Государыня, как ни была ленива от природы на серьезное чтение, стала, однако ж, читать сама.
– Да, – сказала она, прочитав все, что было ей подано, – это переходит все пределы. Его честолюбие не имеет границ. После того я не хочу его видеть. Напишите, что я повелела ему оставаться безвыездно под арестом в своих деревнях. Если же он оказал бы сопротивление, то поручите моим именем Бутурлину сломить всякое сопротивление и усмирить всякое возмущение, для чего дать в его команду нужное число полевых полков, а буде нужно, и артиллерию. Потрудитесь распорядиться немедленно.
И Елизавета встала. Никите Юрьевичу только этого и было нужно. Он уехал.
Но Мавра Егоровна, которой государыня рассказала все дело, была решением государыни очень недовольна. «Ведь из всякой ссылки могут возвратить», – подумала она. Поэтому она пыталась неоднократно возобновить разговор, чтобы поставить вопрос в таком виде, что такого рода встреча и такого рода признание Зацепина своим князем целой страной есть прямое возмущение; а если тут было возмущение, то дело следует передать розыску, пытать сообщников, раскрыть и наказать виновных, руководителей и участников. Мавра Егоровна находила это тем более необходимым, что холодное, беспредельное честолюбие князя Андрея Васильевича, известное уже государыне, заставляет всегда опасаться, что он… Но все маневры Мавры Егоровны оказались бесцельными. Государыня не изменила своего решения, только особой запиской подтвердила Трубецкому, что она желает, чтобы решение ее было приведено в исполнение сколь возможно поспешнее.
– Ну какой же полк вы выбрали, мой милейший Никита Афанасьевич? – спросил Бестужев у Бекетова, когда тот, полный самодовольства, сказал ему, что его производство всем корпусным начальством утверждено и он на той неделе представится государыне.
– Да какой-нибудь из полевых полков, как я имел честь докладывать вашему сиятельству.
– Ну а что, если, например, я вам предложу поступить генеральс-адъютантом к какому-нибудь из генерал-аншефов или фельдмаршалов.

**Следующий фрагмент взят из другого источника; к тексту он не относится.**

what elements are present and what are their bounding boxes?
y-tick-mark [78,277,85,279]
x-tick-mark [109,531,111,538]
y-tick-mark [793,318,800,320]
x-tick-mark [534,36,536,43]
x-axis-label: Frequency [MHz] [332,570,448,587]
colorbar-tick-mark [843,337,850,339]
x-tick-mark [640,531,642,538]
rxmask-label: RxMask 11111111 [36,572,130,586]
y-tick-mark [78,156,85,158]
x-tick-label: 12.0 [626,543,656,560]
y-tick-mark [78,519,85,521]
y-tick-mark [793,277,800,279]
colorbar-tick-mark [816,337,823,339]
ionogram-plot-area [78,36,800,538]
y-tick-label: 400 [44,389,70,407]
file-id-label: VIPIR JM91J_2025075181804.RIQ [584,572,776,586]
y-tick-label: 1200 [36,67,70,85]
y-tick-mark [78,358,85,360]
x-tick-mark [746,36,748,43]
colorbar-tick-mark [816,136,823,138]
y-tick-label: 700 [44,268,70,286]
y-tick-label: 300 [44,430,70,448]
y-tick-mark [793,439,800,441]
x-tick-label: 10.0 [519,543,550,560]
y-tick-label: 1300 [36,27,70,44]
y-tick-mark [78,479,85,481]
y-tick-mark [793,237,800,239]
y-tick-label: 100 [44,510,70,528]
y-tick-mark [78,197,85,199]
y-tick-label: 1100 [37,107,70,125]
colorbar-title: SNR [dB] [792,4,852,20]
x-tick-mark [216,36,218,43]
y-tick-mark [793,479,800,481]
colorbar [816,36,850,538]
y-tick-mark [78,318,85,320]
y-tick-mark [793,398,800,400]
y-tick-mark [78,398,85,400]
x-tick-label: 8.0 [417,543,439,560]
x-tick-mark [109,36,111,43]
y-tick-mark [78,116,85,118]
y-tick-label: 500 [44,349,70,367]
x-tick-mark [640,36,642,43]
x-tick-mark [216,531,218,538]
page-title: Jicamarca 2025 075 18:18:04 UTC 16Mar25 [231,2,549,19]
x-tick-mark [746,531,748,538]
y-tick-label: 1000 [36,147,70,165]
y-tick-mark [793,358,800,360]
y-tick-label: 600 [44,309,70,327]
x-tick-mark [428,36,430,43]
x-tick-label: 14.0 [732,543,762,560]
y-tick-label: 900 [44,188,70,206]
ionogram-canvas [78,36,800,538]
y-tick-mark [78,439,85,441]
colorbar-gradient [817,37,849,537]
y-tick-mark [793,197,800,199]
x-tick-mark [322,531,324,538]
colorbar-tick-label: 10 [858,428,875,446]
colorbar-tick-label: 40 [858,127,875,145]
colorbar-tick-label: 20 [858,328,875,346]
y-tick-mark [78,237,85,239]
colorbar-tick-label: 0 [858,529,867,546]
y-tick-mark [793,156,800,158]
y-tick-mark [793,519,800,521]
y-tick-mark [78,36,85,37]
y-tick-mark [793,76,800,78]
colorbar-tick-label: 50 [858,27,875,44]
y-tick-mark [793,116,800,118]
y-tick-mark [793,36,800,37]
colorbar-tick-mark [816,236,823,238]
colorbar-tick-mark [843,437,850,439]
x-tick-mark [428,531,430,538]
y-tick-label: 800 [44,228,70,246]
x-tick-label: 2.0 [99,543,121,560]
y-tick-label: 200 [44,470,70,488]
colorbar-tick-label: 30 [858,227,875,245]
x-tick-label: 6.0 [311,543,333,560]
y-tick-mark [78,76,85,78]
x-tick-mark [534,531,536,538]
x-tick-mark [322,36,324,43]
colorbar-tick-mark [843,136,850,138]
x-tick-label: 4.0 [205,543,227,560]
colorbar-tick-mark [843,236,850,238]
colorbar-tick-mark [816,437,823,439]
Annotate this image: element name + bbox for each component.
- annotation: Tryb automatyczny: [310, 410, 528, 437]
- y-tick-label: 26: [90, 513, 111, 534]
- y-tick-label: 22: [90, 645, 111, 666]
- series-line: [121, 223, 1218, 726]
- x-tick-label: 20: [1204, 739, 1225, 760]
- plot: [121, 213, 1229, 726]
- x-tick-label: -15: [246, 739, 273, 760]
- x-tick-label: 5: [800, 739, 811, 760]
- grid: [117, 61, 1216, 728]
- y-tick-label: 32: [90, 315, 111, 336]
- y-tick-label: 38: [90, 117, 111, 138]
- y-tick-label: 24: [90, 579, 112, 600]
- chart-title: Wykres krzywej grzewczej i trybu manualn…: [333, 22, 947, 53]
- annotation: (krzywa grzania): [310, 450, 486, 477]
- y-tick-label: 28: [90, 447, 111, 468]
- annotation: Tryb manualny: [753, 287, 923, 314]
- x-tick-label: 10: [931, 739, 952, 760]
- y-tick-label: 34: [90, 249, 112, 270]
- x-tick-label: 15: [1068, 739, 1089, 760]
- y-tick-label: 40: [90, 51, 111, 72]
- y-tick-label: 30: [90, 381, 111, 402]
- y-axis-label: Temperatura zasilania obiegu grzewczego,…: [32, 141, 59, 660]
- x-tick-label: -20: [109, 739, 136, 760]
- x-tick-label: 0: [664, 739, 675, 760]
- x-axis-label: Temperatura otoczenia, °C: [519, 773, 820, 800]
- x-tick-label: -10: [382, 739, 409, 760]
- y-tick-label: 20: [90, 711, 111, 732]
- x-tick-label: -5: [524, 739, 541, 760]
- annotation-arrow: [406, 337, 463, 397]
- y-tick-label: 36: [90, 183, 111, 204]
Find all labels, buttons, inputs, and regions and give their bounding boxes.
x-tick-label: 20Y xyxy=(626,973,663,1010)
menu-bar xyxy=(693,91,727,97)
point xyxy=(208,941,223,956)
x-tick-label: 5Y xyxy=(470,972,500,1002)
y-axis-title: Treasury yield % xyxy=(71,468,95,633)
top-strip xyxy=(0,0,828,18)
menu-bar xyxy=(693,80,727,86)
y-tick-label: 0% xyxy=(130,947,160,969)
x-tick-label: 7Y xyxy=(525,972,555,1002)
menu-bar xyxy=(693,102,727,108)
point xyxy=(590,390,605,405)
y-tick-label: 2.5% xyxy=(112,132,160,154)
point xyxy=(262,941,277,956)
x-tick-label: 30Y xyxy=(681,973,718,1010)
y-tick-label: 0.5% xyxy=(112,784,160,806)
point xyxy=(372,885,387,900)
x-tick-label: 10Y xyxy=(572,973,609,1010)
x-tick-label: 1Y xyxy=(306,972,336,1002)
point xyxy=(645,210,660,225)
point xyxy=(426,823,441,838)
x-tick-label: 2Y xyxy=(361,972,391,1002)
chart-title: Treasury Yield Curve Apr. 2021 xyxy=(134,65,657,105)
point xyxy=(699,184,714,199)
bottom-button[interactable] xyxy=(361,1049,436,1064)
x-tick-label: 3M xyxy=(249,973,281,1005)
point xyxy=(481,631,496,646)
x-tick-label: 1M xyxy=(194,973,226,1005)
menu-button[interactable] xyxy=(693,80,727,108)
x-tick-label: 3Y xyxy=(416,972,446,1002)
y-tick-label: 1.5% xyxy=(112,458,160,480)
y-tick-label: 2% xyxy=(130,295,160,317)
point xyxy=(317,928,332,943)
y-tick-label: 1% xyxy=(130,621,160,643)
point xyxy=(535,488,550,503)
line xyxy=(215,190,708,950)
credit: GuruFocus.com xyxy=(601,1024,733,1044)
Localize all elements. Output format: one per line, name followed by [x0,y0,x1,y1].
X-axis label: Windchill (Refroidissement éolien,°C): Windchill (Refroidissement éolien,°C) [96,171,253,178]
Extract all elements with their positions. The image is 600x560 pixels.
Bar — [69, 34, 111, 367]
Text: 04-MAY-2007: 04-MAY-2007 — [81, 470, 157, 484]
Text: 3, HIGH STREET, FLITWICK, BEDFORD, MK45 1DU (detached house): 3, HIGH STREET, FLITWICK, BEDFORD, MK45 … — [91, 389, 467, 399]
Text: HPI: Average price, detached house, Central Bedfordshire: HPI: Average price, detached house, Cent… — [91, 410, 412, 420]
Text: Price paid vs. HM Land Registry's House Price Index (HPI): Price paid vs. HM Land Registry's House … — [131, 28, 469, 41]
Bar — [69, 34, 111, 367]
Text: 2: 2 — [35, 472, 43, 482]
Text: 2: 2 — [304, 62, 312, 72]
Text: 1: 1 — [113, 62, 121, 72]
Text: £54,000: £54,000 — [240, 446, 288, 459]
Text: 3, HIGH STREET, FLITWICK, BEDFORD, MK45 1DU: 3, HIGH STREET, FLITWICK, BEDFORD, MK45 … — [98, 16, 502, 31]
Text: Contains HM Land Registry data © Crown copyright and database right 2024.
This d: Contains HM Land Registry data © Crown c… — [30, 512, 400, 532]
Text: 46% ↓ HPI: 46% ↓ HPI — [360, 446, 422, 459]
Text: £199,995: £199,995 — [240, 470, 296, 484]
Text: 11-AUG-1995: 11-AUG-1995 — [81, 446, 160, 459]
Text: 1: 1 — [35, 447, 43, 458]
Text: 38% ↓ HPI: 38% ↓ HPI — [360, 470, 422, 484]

– Ваше сиятельство, ведь это дает капитанский чин, – сказал весь вспыхнувший Бекетов.
– Что ж, разве вы думаете, что капитаном быть хуже, чем прапорщиком?
– Помилуйте, ваше сиятельство, как хуже? Да чем же я заслужил?
– Захотите – заслужите. А вот если хотите, так я предлагаю вам поступить генеральс-адъютантом к генерал-аншефу графу Разумовскому.
Бекетов при этих словах канцлера даже побледнел.
– Благодеяния вашего сиятельства… – начал было говорить он.
– Ладно, ладно, сосчитаемся! – перебил его Бестужев. – Записывайтесь же. А вот вам и записка Разумовского, что он желает именно вас иметь своим адъютантом.
И Бекетов был назначен адъютантом Разумовского и помещен, чтобы быть под рукой своего начальника, во дворце, у одной из камер-фрау государыни, особенно ею любимой, потому что никто не умел так чесать пятки, как госпожа Елагина, муж которой, Иван Перфильевич Елагин, служил в то время под непосредственным начальством Бестужева и признавался одним из лучших грамотеев того времени, причисляясь даже к разряду писателей.
И как добра была эта Елагина к Бекетову. У самой ничего не было, а она заботилась не только о том, чтобы у него было все, что нужно, но чтобы и поразвлечься молодому человеку, и пощеголять было на что; тонкое белье, кружева, золотые пряжки на башмаки ему привозила, о карманных деньгах его заботилась.
Зажил наш Никита Афанасьевич, как сыр в масле катается. А Бестужев посмеивается.
«Они думали меня кругом обойти, – говорил он себе, – думали, что их Иван Иванович на первый план станет; а вот увидим, увидим».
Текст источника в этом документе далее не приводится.